Stephanie Porto, Owner and Paper Conservator at Niagara Art Conservation, presented an engaging talk on the conservation of maps depicting the rapid growth of Buffalo, New York from 1805 to 1909, which were exhibited in “You Are Here: Buffalo on the Map.” Stephanie’s talk perfectly balanced the technical treatment aspects with contextual information on the maps themselves.
Stephanie outlined the history and interesting facts of each map requiring conservation treatment. From the 1833 map, which detailed the area one year after Buffalo had been incorporated as a city, to the 1847 map which demonstrated the increase in commerce on the lake, and the 1893 Christian Homestead Association map, which included the salacious representation of 75 houses of ill fame.
Their conservation treatment needed to be completed in a limited timeline, and while six out of eight of the maps required linings due to poor quality paper, Stephanie found that traditional wet paste lining was not going to be possible in most cases. She included some great references that she had consulted on dry lining techniques:
Sheesley, Samantha. 2011. “Practical Applications of Lascaux Acrylic Dispersions in Paper Conservation”. The Book and Paper Group Annual 30: 79-81.
Jamison, Jamye. 2013. “Tip: Lascaux Linings in the Treatment of Park Plans for the Cleveland Public Library”. The Book and Paper Group Annual 32: 82-83.
Stephanie’s lining mock ups initially had an issue with sheen and planarity, but she was able to solve both problems using cellulose powder and a combination of Lascaux 303 HV and 498 HV. She outlined the specs of each adhesive, noting their difference in sealing temperatures (498 HV is higher) and final film elastic description (498 HV is hard and 303 HV is tacky). Stephanie described her preparation of the lining paper, beginning with rolling a 2:1 Lascaux 498 HV and 303 HV mixture onto silicone release Mylar with a brayer, allowing to dry, and ironing the dried adhesive film onto the lining paper, and using a printmaking baren to apply pressure after the film and paper were cooled. The map was placed recto up and the prepared lining paper was aligned underneath, the sandwich was flipped and smoothed by hand, then ironed from the center out. After being cooled, the lined map was pressed between Tycore panels. She then discussed the specific treatments of particular maps requiring linings.

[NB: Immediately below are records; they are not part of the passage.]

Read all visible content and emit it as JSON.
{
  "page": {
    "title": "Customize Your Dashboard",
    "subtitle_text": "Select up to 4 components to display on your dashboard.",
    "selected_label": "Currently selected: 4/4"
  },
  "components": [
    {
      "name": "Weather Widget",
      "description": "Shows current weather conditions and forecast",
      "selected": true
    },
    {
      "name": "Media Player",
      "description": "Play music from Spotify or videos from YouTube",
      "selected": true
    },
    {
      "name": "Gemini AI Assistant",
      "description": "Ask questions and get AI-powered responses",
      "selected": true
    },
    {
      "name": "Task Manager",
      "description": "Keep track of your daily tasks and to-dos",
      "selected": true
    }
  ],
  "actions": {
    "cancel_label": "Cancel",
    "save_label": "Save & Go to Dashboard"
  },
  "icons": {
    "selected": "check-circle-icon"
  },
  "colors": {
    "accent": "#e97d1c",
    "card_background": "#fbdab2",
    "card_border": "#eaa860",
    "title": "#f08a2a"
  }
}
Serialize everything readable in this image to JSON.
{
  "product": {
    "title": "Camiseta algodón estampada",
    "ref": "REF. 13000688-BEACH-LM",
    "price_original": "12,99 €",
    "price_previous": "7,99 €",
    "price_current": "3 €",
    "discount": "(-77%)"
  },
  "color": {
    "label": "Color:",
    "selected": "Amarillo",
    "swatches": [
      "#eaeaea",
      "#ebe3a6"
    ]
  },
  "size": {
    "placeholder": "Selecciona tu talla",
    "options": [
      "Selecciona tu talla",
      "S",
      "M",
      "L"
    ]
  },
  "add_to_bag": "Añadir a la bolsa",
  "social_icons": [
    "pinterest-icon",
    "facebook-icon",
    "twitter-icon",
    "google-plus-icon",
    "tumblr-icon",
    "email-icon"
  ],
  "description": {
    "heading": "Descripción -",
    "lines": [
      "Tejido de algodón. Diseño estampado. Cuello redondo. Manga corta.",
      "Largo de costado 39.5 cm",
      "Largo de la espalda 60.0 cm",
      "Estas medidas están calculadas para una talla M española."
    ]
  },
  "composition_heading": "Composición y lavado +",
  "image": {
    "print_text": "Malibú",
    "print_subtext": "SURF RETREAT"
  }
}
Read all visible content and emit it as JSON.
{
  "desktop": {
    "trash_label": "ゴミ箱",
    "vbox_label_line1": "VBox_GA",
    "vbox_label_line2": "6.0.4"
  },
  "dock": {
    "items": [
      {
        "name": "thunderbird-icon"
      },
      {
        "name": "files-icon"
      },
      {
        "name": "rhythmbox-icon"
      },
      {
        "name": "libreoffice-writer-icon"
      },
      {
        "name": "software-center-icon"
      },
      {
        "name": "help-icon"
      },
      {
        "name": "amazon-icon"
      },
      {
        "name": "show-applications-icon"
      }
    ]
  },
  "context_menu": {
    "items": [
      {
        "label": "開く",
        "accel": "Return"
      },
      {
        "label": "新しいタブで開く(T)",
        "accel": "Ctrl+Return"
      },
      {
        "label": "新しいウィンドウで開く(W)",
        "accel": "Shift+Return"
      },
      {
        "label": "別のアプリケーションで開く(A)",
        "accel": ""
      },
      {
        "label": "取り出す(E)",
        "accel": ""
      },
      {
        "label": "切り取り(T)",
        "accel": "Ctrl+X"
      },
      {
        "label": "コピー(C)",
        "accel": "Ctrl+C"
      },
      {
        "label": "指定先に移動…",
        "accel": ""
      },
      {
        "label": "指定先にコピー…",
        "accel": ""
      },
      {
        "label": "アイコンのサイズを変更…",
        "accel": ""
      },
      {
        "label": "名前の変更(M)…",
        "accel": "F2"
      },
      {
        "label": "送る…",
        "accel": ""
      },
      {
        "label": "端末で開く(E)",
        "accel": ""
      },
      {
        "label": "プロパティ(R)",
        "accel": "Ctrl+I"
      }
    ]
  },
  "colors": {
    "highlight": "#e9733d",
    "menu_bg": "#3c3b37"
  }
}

The 1850 map depicting an 1805 Buffalo rendered in ink on watercolor paper required the removal of pressure sensitive tape, suction washing and cleaning, dry lining, and overall stretch-mounting.
The 1888 relief printed map could not withstand a backing removal, and so the treatment went forward with consolidation of delaminated paper with wheat starch paste set with a tacking iron, and a dry lining was applied with the original textile backing still in place.
The 1909 relief printed map was heavily water-damaged and retained evidence of previous conservation intervention. The map was consolidated with methyl cellulose, and was lined overall with the backing still in place with a Beva 371 film, and stretch mounted onto a foam board.
The 1893 color lithograph map required the removal of pressure sensitive tape, a temporary facing of 4% w/v Klucel G in ethanol during the backing removal, and a dry lining.
The 1833 hand colored lithograph was in the poorest condition with many detached fragments and a varnish layer. After the varnish was removed with ethanol, and the same temporary facing was applied, the backing was removed dry and the verso was then sanded to remove the adhesive residue. After lining with the Japanese tissue Okowara, the backing paper itself was hand toned with acrylics to integrate losses.
All the temporary facings were removed and loss compensation was completed by pouncing the Japanese tissue with cellulose powder and dry pigments. Finally, we got to see an excellent use of old chemistry textbooks in the pressing and flattening of the maps!